Boğaz’da 12 keskin kıvrım olması nedeniyle Avrupa yakasının sahil uzunluğu 55 km, Anadolu yakasının sahil uzunluğu ise 35 km’dir.

Boğaz’ın en dar yeri 698 m. olup Anadolu Hisarı ile Rumeli Hisarı arasıdır. Boğazın en geniş yeri ise 3,6 km olup Anadolu feneri ile Rumeli fenerini birleştiren hattır. Boğazın en derin yeri 110 m. olup Bebek ile Kandilli arasıdır. Boğazın ortalama derinliği 60 m. olup, derinlik güneyden kuzeye çıkıldıkça artış gösterir. Boğazın iki yakasındaki en yüksek mevkii deniz seviyesinden 252 m. yükseklikle Büyük Çamlıca Tepesi’dir.

Boğaz’da etrafı sularla çevrili 2 kara parçası mevcuttur, biri Salacak sahilinin 100 m. açığındaki Kız Kulesi, diğeri Bebek sahilinin 165 m. açığındaki Kuruçeşme adasıdır. Boğazın Avrupa yakasında Sarıyer, Beşiktaş, Fatih, Beyoğlu ilçeleri, Anadolu yakasında ise Üsküdar, Beykoz, Kadıköy ilçeleri mevcuttur. Boğaz’ın Avrupa yakasında 14, Anadolu yakasında da 14 Şehir Hatları Vapur İskelesi mevcuttur.

Boğazda tarihi değerleri yüksek 3 adet saray (Dolmabahçe, Çırağan ve Beylerbeyi) ve 3 adet de kasır (Beykoz, Küçüksu, Adile Sultan) mevcuttur. Boğaz kıyısında 6 tarihi cami mevcuttur, bunların 3’ü Anadolu yakasında (Şemsipaşa, Beylerbeyi, Vaniköy) diğer 3’ü Rumeli yakasındadır (Dolmabahçe, Ortaköy, Bebek). Boğazın her iki yakasında toplam 360 adet yalı mevcuttur. Boğazda 3 adet köprü mevcuttur;

15 Temmuz Şehitler Köprüsü, 30 Ekim 1973’te açıldı, ayaklar arası 1,074 m., deniz seviyesinden yüksekliği 64 m., genişliği 33 m.
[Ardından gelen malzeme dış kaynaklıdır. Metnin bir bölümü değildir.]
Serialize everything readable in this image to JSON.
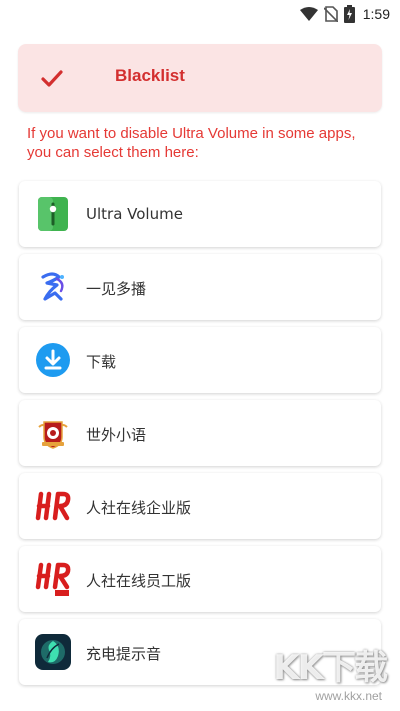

Fatih Sultan Mehmet Köprüsü, 3 Temmuz 1988’de açıldı, ayaklar arası 1,090 m., deniz seviyesinden yüksekliği 64 m., genişliği 39 m.

Yavuz Sultan Selim Köprüsü, 29 Ağustos 2016’da açıldı, ayaklar arası 1,408 m., deniz seviyesinden yüksekliği 73 m., genişliği 59 m.
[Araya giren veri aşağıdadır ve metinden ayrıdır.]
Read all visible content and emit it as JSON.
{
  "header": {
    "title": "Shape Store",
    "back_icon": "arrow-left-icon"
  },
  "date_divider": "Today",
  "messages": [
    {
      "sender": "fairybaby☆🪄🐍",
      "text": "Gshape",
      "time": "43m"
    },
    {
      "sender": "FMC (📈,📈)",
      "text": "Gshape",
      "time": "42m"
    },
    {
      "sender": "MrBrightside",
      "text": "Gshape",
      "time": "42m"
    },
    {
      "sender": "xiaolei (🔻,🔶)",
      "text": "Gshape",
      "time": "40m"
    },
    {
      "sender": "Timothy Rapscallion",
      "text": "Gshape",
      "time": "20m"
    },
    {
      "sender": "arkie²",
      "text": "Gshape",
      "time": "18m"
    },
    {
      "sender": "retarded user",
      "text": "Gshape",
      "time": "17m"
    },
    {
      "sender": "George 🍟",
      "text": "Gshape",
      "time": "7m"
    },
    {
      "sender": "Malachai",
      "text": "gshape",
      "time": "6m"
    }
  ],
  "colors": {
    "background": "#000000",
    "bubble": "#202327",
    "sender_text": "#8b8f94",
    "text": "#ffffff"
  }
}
Boğazdan yılda ortalama olarak 10,000 petrol taşıyan olmak üzere 55,000 adet gemi geçiş yapmaktadır.

Karadeniz’deki tuzluluk %16-18 iken, bu oran Marmara Denizi’nde %35-36 seviyesindedir. Bu nedenle Boğaz suyunun en tuzlu bölümü Marmara Denizine yakın Üsküdar açıkları, en düşük tuzlu bölümü de Karadeniz’e yakın Beykoz açıklarıdır. Kışın Marmara Denizi’nden Boğaz’a giren suyun miktarı arttığı için kış mevsiminde Boğaz suyunun tuzluluk oranı artar, Kasım ayında en üst seviyeye ulaşır, Temmuz ayında da en alt seviyeye iner. Karadeniz’den Marmara’ya yılda 660 milyar m3 su akar.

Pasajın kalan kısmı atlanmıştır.